The warrior woman stabbed the creature and released the hilt of her sword. With both hands clenched on the halfling’s shirt, she yanked with all her might.

There was a squishing noise, and the slime-encrusted halfling erupted from the side of the cube. Alias slipped on the carpet of coins and fell over backward, Olive landing on top of her. A layer of clear ooze still covered the halfling, but separated from the host body the goo could not survive and began to evaporate in a thin mist.

The creature sent out a protrusion that crested over the heads of the two woman like a wave. Before the wave could overwhelm them, the saurial slashed it from the body of the gelatinous cube.

The wave, cut off from its parent, began to steam into nothingness before it hit the ground. Alias’s sword clattered into the coins as the creature, damaged beyond its ability to hold its shape, slumped to the ground in a puddle of steaming goo.

Alias rolled Olive on her back and pushed on her stomach. The halfling gagged and coughed up a slimy bubble, then took a gasp of air. Alias breathed a sigh of relief.

“Is she all right?” the paladin asked as the halfling stirred feebly while ooze steamed off her body.

Alias nodded. “She walked into it with her mouth open,” she explained. “Probably paralyzed her vocal chords. Maybe we’ll get some quiet for a while,” she said with a grin.

“That’s not funny,” Olive retorted in a hoarse whisper.

They took the time to investigate the rest of the cellar.
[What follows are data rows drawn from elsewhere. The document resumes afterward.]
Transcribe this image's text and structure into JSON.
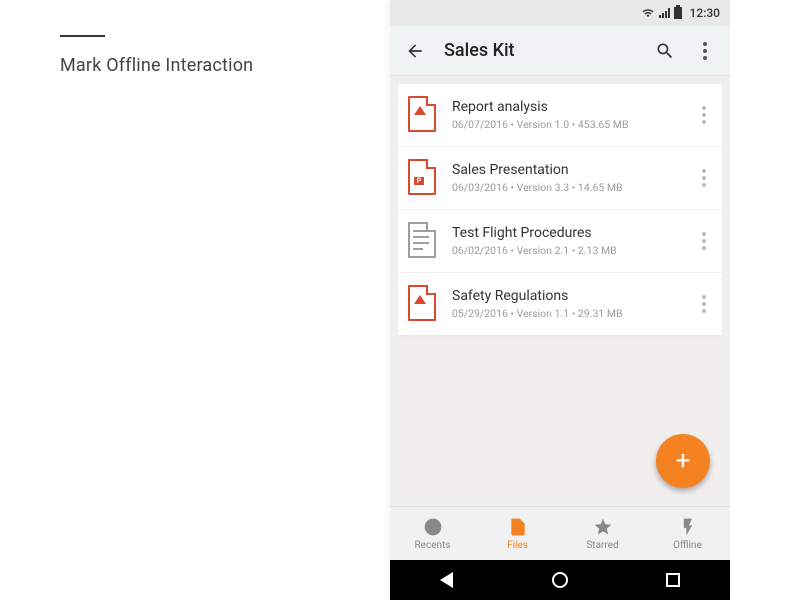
{
  "caption": "Mark Offline Interaction",
  "statusbar": {
    "time": "12:30"
  },
  "appbar": {
    "title": "Sales Kit"
  },
  "files": [
    {
      "name": "Report analysis",
      "meta": "06/07/2016 • Version 1.0 • 453.65 MB",
      "icon": "pdf"
    },
    {
      "name": "Sales Presentation",
      "meta": "06/03/2016 • Version 3.3 • 14.65 MB",
      "icon": "ppt"
    },
    {
      "name": "Test Flight Procedures",
      "meta": "06/02/2016 • Version 2.1 • 2.13 MB",
      "icon": "doc"
    },
    {
      "name": "Safety Regulations",
      "meta": "05/29/2016 • Version 1.1 • 29.31 MB",
      "icon": "pdf"
    }
  ],
  "bottomnav": {
    "items": [
      {
        "label": "Recents",
        "active": false
      },
      {
        "label": "Files",
        "active": true
      },
      {
        "label": "Starred",
        "active": false
      },
      {
        "label": "Offline",
        "active": false
      }
    ]
  },
  "fab": {
    "label": "+"
  }
}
Dragonbait stood staring thoughtfully into the prison cell where he’d once been chained awaiting death, the cell where he’d sworn to the Nameless Bard that he would protect Alias. Except for the glistening slime left by the gelatinous cube, everything was just as he remembered it.

Alias, who had no clear memory of the place, was busy investigating bits of litter on the floor mixed in with the gold coins and the remains of the jelly creature. Several old rat skeletons, the skull of a very large cat, fruit peelings, moldy cheese, some bloody bandages. The swordswoman studied the ceiling. There was a hole overhead.

“Melman must be using the cellar as a midden,” Alias guessed. “If it weren’t for the gelatinous cube cleaning up down here, we might have had to wade through garbage. Melman probably threw the poor creature down here when it was just a bud.”

“The door between the house upstairs and the cellar is secret, too,” Olive explained. “Melman may not even realize that there’s anything down here. He may think there’s just an old well or sewer. I’ll bet this treasure is all Cassana’s original horde. Prakis said she stored it down here. Probably in there.” The halfling pointed to a side room with a missing door. The hinges remained suspended from the door frame. “The door must have been wood. After several years the gelatinous cube dissolves it, slips into the treasury, drags the coins around beneath it, leaving them piled in front of the secret passageway.”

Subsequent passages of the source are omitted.